Two of my old teachers are in the news - Stanley Fish and Terry Eagleton.
Fish taught me Milton at Columbia - but he was and remains a pragmatist skeptic. Eagleton taught me literary theory at Oxford - a Marxist skeptic.
So surprise, when in Fish's review of Eagleton's new book, the two take aim at the intellectual pretensions of Richard Dawkins and Christopher Hitchens - the apologists for the new atheism (they even had an ad campaign on London buses; that's Dawkins above).
So the Marxist and the Skeptic both argue that the triumph of modern thinking - liberalism and technology - still leaves a place for religion. 'Saying that the emergence of the telescope and the microscope outmodes religion is like saying,' Fish paraphrases Eagleton, that 'thanks to the toaster oven we can forget about Chekhov, or Milton, or Proust...' (you can fill in the blank).

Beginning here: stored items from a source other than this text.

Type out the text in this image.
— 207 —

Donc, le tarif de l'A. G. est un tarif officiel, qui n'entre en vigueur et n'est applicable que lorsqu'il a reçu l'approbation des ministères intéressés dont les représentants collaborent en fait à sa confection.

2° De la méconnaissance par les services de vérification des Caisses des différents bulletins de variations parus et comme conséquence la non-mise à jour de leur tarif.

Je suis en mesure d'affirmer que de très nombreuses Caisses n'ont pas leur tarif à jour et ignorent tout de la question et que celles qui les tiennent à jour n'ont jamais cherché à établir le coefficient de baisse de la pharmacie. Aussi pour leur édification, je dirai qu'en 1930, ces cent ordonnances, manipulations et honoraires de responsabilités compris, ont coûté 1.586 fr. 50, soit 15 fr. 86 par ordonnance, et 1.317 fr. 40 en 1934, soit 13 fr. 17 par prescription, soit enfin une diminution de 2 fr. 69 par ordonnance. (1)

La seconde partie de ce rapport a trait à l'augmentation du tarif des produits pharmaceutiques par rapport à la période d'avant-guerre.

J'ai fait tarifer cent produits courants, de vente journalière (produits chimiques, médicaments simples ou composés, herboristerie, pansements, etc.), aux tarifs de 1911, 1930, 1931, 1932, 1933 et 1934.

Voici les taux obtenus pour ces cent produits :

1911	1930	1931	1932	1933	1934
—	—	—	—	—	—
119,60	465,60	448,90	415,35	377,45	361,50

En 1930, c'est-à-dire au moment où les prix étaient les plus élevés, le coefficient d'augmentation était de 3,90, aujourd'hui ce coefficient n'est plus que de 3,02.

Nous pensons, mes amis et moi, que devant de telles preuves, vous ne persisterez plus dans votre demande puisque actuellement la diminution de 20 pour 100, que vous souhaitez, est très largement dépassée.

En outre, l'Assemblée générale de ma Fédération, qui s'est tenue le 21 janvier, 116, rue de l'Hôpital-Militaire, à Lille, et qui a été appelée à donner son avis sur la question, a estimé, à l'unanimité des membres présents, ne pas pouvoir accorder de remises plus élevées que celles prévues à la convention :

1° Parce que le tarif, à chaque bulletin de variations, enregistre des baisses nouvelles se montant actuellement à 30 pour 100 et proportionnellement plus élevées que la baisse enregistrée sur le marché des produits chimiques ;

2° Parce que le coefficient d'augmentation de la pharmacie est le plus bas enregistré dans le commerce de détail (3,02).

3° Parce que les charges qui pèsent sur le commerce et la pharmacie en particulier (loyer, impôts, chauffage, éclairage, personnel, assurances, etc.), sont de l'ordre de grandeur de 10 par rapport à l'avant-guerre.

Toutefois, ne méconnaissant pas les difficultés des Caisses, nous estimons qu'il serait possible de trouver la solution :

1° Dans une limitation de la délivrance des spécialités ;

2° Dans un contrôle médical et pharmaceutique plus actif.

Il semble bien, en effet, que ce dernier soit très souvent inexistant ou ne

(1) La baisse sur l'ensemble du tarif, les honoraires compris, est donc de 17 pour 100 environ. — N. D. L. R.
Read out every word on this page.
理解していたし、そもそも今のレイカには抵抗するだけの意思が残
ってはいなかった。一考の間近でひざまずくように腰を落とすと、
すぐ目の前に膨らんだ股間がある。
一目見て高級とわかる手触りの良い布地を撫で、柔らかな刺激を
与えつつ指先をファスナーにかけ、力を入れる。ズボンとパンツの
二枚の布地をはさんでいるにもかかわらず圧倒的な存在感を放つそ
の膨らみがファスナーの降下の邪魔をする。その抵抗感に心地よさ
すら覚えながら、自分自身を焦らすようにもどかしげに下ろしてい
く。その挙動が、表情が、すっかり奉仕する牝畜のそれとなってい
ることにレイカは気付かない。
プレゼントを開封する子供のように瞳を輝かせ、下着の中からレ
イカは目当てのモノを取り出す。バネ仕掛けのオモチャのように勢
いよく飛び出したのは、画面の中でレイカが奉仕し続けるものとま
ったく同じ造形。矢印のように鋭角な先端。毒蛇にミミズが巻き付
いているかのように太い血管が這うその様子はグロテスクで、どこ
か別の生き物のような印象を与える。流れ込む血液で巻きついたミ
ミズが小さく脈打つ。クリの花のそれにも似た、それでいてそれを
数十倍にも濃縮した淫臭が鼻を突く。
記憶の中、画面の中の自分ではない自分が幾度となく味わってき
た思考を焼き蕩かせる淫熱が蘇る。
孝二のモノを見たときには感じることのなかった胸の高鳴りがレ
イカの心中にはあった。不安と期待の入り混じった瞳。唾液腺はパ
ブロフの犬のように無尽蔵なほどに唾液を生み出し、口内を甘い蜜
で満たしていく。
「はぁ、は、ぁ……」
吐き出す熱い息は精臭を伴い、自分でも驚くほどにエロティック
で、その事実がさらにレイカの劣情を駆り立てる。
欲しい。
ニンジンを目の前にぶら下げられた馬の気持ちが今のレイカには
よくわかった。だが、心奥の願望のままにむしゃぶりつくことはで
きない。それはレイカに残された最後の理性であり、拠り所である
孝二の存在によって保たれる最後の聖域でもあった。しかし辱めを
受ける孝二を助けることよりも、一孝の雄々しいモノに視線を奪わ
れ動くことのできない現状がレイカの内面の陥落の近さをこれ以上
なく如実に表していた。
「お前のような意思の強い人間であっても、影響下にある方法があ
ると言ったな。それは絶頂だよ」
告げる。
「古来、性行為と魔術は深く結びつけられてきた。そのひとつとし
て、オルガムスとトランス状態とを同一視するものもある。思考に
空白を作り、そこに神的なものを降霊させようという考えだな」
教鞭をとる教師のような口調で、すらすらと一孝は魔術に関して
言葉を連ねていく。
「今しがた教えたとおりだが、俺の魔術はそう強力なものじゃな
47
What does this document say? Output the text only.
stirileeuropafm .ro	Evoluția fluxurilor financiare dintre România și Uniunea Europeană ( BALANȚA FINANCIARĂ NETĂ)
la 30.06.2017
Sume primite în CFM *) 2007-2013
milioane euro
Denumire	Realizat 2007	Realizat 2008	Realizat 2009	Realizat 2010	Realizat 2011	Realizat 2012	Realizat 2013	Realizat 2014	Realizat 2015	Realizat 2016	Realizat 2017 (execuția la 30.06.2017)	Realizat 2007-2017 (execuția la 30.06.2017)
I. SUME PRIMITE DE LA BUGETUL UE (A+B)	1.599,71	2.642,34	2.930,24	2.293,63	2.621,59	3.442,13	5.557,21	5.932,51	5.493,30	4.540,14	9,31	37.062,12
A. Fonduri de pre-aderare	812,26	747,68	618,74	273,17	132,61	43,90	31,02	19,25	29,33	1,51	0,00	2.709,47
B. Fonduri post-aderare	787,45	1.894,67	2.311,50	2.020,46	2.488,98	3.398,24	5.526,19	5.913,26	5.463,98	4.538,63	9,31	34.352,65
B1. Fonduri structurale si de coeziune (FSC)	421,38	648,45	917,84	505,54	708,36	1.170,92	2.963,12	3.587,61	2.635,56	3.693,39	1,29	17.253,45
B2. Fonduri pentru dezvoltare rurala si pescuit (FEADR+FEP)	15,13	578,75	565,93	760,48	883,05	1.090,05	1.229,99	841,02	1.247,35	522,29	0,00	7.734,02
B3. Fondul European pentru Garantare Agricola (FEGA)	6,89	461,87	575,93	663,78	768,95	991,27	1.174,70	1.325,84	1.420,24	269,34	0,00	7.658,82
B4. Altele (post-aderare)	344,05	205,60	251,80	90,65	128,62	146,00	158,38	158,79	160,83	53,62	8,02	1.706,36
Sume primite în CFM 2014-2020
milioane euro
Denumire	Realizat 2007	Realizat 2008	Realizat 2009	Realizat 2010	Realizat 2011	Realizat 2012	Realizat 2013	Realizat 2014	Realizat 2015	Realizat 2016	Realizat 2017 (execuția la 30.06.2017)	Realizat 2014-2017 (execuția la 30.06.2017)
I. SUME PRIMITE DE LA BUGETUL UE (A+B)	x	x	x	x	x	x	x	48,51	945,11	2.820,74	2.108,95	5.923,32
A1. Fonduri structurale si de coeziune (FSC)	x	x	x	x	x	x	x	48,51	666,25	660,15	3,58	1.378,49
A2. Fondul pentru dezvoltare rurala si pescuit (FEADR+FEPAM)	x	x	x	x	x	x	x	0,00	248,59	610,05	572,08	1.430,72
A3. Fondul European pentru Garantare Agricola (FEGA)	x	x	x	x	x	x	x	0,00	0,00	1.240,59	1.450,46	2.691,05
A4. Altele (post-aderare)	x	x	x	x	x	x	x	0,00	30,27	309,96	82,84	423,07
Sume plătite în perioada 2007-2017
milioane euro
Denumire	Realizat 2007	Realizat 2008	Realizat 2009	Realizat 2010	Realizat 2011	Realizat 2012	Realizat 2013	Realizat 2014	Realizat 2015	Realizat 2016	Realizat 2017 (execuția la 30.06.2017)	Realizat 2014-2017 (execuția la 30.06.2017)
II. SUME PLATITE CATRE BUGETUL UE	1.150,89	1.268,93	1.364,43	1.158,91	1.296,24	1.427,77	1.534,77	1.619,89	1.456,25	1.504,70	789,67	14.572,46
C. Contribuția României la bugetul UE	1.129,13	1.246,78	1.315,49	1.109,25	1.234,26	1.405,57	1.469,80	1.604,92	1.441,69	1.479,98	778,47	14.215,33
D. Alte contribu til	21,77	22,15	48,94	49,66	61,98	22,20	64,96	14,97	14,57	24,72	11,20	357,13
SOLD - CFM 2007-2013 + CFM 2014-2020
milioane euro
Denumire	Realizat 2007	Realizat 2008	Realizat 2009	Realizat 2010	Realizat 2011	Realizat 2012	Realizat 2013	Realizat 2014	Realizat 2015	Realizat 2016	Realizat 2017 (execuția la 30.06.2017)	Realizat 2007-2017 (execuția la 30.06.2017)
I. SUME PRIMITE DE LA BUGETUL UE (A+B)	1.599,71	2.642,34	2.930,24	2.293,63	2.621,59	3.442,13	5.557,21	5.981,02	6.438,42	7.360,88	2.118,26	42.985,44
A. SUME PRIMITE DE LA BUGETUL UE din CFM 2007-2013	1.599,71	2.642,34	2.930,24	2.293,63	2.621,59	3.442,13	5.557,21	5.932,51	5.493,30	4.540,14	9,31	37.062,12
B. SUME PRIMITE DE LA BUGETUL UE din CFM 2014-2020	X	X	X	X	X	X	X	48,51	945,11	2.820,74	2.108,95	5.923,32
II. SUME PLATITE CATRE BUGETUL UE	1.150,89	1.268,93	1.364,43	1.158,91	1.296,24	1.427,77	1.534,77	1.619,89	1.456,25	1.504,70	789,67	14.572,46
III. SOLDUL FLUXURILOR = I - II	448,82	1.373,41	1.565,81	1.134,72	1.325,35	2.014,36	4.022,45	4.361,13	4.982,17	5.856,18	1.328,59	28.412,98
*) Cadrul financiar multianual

Both Fish and Eagleton challenge the image of the religious thinker in the thought of Dawkins and Hitchens (or your favorite local atheist rabble rouser) - of someone who has acquiesced to a simple fundamentalism and, as friends used to say to me, has 'taken the easy way out.' Sure, there are those within religious communities who present such an image of self-righteous complacency - in my circles it's known as frumkeit. But more accurate is the the religious personality portrayed by Rabbi Joseph Soloveitchik. Though there were those - even in the forties - who saw religion as 'tranquil and neatly ordered, tender and delicate, an enchanted stream for embittered souls,' R. Soloveithchik portrays a religious personality obsessed, and sometimes even tormented, by questions.
Questions that as Eagleton writes, in a 'society of packaged fulfillment, administered desire and consumerist economics' are not likely to be thought - let alone raised. Theology may not always answer our questions, but it allows - with a lifetime of thought - for their refinement.
I have to confess when I first returned to Jewish observance, I was embarrassed to tell my old teachers. But now with the Skeptic and the Marxist out of the closet - it makes it a whole lot easier. Maybe things are changing.
Finally, Eagleton has his own confession - he wrote his book, he writes, in defense of his own forbearers - 'against the charge that the creed to which they dedicated their lives is worthless and void.' My ancestors, Eagleton now acknowledges, were not fools.
Perhaps this is something - all the more so one would think - for Jews to consider as well?